A New Jersey bankruptcy debtor may be able to eliminate their tax liability, depending on a number of factors. Also, some types of taxes, such as income taxes, may be eliminated. Other types of taxes, such as sales tax and employer withholding tax, may not be eliminated.
In determining whether certain income tax may be eliminated, the bankruptcy laws focus on each year’s income taxes and the classification of the taxes for each year. In general, one may possibly be able to eliminate certain income tax that meet the following criteria:
1. The bankruptcy case was filed 3 years after the date that the taxes were due and should have been filed;
2. The bankruptcy case was filed 2 years after the returns were actually filed;
3. No lien was filed against the debtor;
4. The bankruptcy case was filed later than 240 days after the taxes were assessed;
5. No fraud was involved.
Please note that even though the debtor meets all of the above referenced criteria, the debtor may not be able to eliminate such tax liability.

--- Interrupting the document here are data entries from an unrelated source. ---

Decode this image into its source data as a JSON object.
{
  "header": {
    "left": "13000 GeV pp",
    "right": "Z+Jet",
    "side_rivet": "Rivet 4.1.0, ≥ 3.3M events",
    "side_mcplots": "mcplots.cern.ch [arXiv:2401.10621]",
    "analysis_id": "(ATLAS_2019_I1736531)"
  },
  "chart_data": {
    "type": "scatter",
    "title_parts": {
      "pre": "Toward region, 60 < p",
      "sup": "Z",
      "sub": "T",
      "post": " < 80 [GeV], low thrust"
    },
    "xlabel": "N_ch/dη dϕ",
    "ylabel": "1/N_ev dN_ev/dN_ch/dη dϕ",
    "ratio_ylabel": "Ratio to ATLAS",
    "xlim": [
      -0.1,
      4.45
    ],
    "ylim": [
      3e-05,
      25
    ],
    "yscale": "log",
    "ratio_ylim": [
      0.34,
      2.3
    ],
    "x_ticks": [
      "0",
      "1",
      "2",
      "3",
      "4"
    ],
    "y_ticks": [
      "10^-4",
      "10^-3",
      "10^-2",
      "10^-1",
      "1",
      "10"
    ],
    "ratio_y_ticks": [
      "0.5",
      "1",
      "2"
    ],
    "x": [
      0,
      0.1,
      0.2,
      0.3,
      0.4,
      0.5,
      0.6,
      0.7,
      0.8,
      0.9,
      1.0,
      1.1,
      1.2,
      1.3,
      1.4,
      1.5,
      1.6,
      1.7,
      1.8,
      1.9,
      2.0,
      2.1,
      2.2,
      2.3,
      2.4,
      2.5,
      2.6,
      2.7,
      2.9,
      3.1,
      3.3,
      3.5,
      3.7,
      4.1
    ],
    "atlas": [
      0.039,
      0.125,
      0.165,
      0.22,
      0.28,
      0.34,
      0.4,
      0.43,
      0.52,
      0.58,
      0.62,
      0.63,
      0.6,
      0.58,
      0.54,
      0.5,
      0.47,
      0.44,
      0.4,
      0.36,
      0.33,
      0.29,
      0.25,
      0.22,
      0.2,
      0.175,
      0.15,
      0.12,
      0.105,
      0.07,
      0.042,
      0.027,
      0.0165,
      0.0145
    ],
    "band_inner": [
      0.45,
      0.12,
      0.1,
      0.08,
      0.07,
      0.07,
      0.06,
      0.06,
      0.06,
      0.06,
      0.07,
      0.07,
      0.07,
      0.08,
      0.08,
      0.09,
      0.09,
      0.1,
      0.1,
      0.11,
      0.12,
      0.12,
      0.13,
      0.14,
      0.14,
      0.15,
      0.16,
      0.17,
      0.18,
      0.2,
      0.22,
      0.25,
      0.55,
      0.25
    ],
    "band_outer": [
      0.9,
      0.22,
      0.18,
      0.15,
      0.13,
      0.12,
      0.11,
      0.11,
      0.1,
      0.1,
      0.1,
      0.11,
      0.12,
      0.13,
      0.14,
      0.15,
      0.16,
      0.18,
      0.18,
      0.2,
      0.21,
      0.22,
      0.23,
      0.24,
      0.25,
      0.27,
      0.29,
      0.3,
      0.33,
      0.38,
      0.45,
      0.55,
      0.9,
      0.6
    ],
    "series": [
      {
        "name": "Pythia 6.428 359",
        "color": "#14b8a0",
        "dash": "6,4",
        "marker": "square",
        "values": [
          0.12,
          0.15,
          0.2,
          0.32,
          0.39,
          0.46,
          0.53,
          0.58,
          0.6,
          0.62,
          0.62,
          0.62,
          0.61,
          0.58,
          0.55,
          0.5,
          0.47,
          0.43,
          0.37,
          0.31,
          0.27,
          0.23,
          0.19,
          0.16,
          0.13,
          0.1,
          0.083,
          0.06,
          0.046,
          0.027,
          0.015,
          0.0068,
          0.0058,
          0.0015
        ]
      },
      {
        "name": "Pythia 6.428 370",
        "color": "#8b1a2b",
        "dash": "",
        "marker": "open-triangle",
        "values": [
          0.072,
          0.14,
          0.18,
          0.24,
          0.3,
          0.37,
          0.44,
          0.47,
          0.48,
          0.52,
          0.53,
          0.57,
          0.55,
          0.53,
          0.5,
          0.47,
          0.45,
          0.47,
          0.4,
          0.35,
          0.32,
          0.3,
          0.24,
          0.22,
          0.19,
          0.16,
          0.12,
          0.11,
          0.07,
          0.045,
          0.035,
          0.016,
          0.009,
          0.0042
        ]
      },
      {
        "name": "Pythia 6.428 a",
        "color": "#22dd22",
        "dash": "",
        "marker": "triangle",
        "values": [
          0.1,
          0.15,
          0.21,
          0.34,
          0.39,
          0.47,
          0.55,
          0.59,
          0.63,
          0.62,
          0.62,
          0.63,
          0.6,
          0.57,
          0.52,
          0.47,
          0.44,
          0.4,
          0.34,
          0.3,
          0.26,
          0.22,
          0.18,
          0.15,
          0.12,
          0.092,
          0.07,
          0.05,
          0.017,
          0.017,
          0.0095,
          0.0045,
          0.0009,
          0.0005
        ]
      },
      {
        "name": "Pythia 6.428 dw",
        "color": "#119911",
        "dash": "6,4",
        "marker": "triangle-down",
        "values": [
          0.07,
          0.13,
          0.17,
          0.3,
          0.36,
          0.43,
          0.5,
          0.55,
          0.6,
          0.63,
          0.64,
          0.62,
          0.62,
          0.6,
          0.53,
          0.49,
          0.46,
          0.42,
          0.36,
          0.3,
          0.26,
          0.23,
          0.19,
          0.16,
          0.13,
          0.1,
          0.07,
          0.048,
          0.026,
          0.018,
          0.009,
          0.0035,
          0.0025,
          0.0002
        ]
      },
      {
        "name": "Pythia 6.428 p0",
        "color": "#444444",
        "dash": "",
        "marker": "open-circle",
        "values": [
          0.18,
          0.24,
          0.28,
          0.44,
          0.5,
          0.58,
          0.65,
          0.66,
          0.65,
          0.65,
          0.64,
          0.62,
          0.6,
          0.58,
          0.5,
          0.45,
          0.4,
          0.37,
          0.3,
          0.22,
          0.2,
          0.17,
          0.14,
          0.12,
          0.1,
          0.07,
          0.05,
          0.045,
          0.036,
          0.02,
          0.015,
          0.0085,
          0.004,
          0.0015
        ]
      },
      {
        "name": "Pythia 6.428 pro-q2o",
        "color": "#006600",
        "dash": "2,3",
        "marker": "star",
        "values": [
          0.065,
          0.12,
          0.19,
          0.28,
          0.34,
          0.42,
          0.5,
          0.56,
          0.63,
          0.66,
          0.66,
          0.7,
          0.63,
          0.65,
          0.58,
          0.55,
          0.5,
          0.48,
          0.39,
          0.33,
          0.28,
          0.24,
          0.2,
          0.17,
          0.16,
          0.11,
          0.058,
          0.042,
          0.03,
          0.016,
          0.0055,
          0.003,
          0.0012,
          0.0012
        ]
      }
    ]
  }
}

Typically, a New Jersey bankruptcy debtor will not know the specific dates on which the IRS has documented certain matters that are important in determining when and if certain taxes may be eliminated. Therefore, in cases that involve income tax arrears, the debtor should obtain a copy of their comprehensive tax transcripts that reflect the detailed records of the Internal Revenue Service entries. The tax transcripts will reveal the dates that are relevant to the 5 criteria explained above, and whether a New Jersey bankruptcy debtor will be able to eliminate the debt.